AeroTech
- Designers: Jordan Weisman; L. Ross Babcock III;
- Publishers: FASA (1984–2001); FanPro LLC (2001–2006); Catalyst Game Labs (2006–present);
- Years active: 1986 to present
- Players: 2+
- Setup time: 5 – 30 minutes
- Playing time: No exact time
- Chance: Dice rolling
- Skills: Tactical, arithmetic

= AeroTech =

1996 wargame

AeroTech is a tabletop wargame published by FASA and set in the BattleTech universe. It simulates combat between aerospace fighters, troop-carrying DropShips, and interstellar JumpShips and WarShips. The name "AeroTech" defines space/air elements of BattleTech universe.

==Editions==

===AeroTech===
AeroTech was a large introduction box set that could be played as a complete independent game that co-exists in the BattleTech universe, compatible with the regular ground game. The rule set introduced aerospace fighters (space/air-capable fighter craft), dropships, and jumpships. AeroTech was later referred to as AeroTech1.

Individual information for dropships, aircraft, and aerospace fighters was listed in out-of-print books: Technical Readout: 2750, Technical Readout: 3025, Technical Readout: 3026, and Dropships and Jumpships (BattleTech) by Clare Hess (Paperback – April 1988). Expanded AeroTech rules were also included in the first edition of Roleplaying Guidebook MechWarrior.

Due to balance problems, AeroTech was replaced by BattleSpace.

===BattleSpace===
BattleSpace was the second edition of BattleTechs air and space rules. This rule set introduced principal rules for warships to the game. It came in a large introduction box like AeroTech, and included an extensive history of the universe up to 3057. Due rule changes, some aircraft/aerospace craft abilities were altered to the point of being rendered useless for gameplay.

A supplement information book was printed for individual vehicles used in the game. Now out of print Technical Readout: 3057.

===AeroTech2===
The third edition of the aerospace rules was based on BattleSpace. There were fewer rules to slow down gameplay. Additional new units were introduced to the games including new warships, aerospace fighters, and dropships. These new units were listed in Technical Readout: 3067 and Technical Readout: 3026 Revised.

AeroTech2 was one of the last rules sets FASA Corporation published before closing in 2001.

===AeroTech2 Revised===
The fourth edition cleared up problems encountered in the original AeroTech2 rulebook. Additionally, the book expanded to include new art, mini technical readouts for various aerospace fighters, and the color schemes of factions' navies who have warships. These full-color pictures were of metal warship miniatures.

AeroTech2 Revised, was published in 2003, by new license owners FanPro. The Leviathen II Heavy Battleship (Warship) was an exclusive prize for the winner of a launch event. This edition introduced fighter squadron rules to allow small fighters to be able take on more powerful units in the game.

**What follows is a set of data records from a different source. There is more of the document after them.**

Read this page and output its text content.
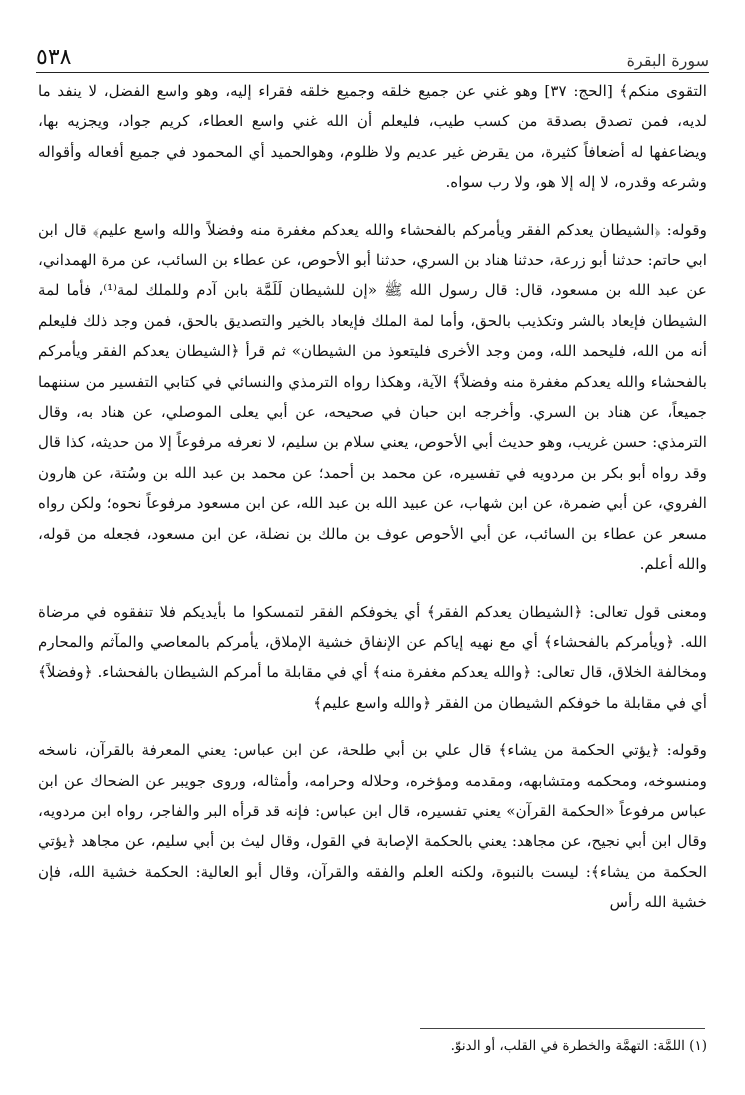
٥٣٨	سورة البقرة

التقوى منكم﴾ [الحج: ٣٧] وهو غني عن جميع خلقه وجميع خلقه فقراء إليه، وهو واسع الفضل، لا ينفد ما لديه، فمن تصدق بصدقة من كسب طيب، فليعلم أن الله غني واسع العطاء، كريم جواد، ويجزيه بها، ويضاعفها له أضعافاً كثيرة، من يقرض غير عديم ولا ظلوم، وهوالحميد أي المحمود في جميع أفعاله وأقواله وشرعه وقدره، لا إله إلا هو، ولا رب سواه.

وقوله: ﴿الشيطان يعدكم الفقر ويأمركم بالفحشاء والله يعدكم مغفرة منه وفضلاً والله واسع عليم﴾ قال ابن ابي حاتم: حدثنا أبو زرعة، حدثنا هناد بن السري، حدثنا أبو الأحوص، عن عطاء بن السائب، عن مرة الهمداني، عن عبد الله بن مسعود، قال: قال رسول الله ﷺ «إن للشيطان لَلَمَّة بابن آدم وللملك لمة⁽¹⁾، فأما لمة الشيطان فإيعاد بالشر وتكذيب بالحق، وأما لمة الملك فإيعاد بالخير والتصديق بالحق، فمن وجد ذلك فليعلم أنه من الله، فليحمد الله، ومن وجد الأخرى فليتعوذ من الشيطان» ثم قرأ ﴿الشيطان يعدكم الفقر ويأمركم بالفحشاء والله يعدكم مغفرة منه وفضلاً﴾ الآية، وهكذا رواه الترمذي والنسائي في كتابي التفسير من سننهما جميعاً، عن هناد بن السري. وأخرجه ابن حبان في صحيحه، عن أبي يعلى الموصلي، عن هناد به، وقال الترمذي: حسن غريب، وهو حديث أبي الأحوص، يعني سلام بن سليم، لا نعرفه مرفوعاً إلا من حديثه، كذا قال وقد رواه أبو بكر بن مردويه في تفسيره، عن محمد بن أحمد؛ عن محمد بن عبد الله بن وسُتة، عن هارون الفروي، عن أبي ضمرة، عن ابن شهاب، عن عبيد الله بن عبد الله، عن ابن مسعود مرفوعاً نحوه؛ ولكن رواه مسعر عن عطاء بن السائب، عن أبي الأحوص عوف بن مالك بن نضلة، عن ابن مسعود، فجعله من قوله، والله أعلم.

ومعنى قول تعالى: ﴿الشيطان يعدكم الفقر﴾ أي يخوفكم الفقر لتمسكوا ما بأيديكم فلا تنفقوه في مرضاة الله. ﴿ويأمركم بالفحشاء﴾ أي مع نهيه إياكم عن الإنفاق خشية الإملاق، يأمركم بالمعاصي والمآثم والمحارم ومخالفة الخلاق، قال تعالى: ﴿والله يعدكم مغفرة منه﴾ أي في مقابلة ما أمركم الشيطان بالفحشاء. ﴿وفضلاً﴾ أي في مقابلة ما خوفكم الشيطان من الفقر ﴿والله واسع عليم﴾

وقوله: ﴿يؤتي الحكمة من يشاء﴾ قال علي بن أبي طلحة، عن ابن عباس: يعني المعرفة بالقرآن، ناسخه ومنسوخه، ومحكمه ومتشابهه، ومقدمه ومؤخره، وحلاله وحرامه، وأمثاله، وروى جويبر عن الضحاك عن ابن عباس مرفوعاً «الحكمة القرآن» يعني تفسيره، قال ابن عباس: فإنه قد قرأه البر والفاجر، رواه ابن مردويه، وقال ابن أبي نجيح، عن مجاهد: يعني بالحكمة الإصابة في القول، وقال ليث بن أبي سليم، عن مجاهد ﴿يؤتي الحكمة من يشاء﴾: ليست بالنبوة، ولكنه العلم والفقه والقرآن، وقال أبو العالية: الحكمة خشية الله، فإن خشية الله رأس

(١) اللمَّة: التهمَّة والخطرة في القلب، أو الدنوّ.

The supplement book listing individual ships of the game was revised and additional "lost" warships were introduced to the game. The book was renamed Technical Readout: 3057 Revised.

===Fourth edition===
The fourth edition of the rules, AeroTech 2R (Revised)" was re-organized when BattleTech relaunched itself in 2006.

===Fifth edition===
The fifth edition introduced new construction rules for aerospace units of BattleTech, in a new rule set series named Total Warfare. The playing/construction rules are now being broken up into two sets of rules: tournament and non-tournament. Tournament play rules cover from small craft, fighters, and dropships are placed in the tournament rules sets for play: Total Warfare and construction in TechManual.

Non-tournament rules cover larger units or formations: fighter squadrons, jumpships, warships, and space stations. These rules are found in Strategic Operations and integrate with BattleForce rules set to be able to operate large formation(s) of aerospace units including larger units with the ground assets. In addition, numerous optional advanced rules have been included in SO for aerospace play and construction of advanced aerospace units.

In addition, Strategic Operations also provides for clear rules for interaction with ground units, and abstract gameplay for the large and small aerospace units would before more a campaign setting requiring more details for casual gameplay.

Tactical Operations, another Total Warfare series advance rules book, includes new advanced aerospace type equipment which is considered non-tournament.

New units and historical units were added and reprinted in 2008's Technical Readout: 3075.

Previous publications are compatible or converted for use in the Total Warfare series of rules books.

==Reception==
Ashley Watkins reviewed BattleTech for Adventurer magazine and stated that "get Citytech for the combat rules, Battletech you want to design your own mechs, Aerotech only if you want the variable geometry mechs, or want to play the space game."

Scott Tanner reviewed AeroTech in Space Gamer/Fantasy Gamer No. 78. Tanner commented that "All in all, AeroTech is a nice game, but is certainly not necessary for the system as a whole."

Stephan Wieck reviewed Aerotech in White Wolf #7 (1987), rating it an 8 out of 10 and stated that "If players want to run an entire Battletech military campaign, then Aerotech is essential."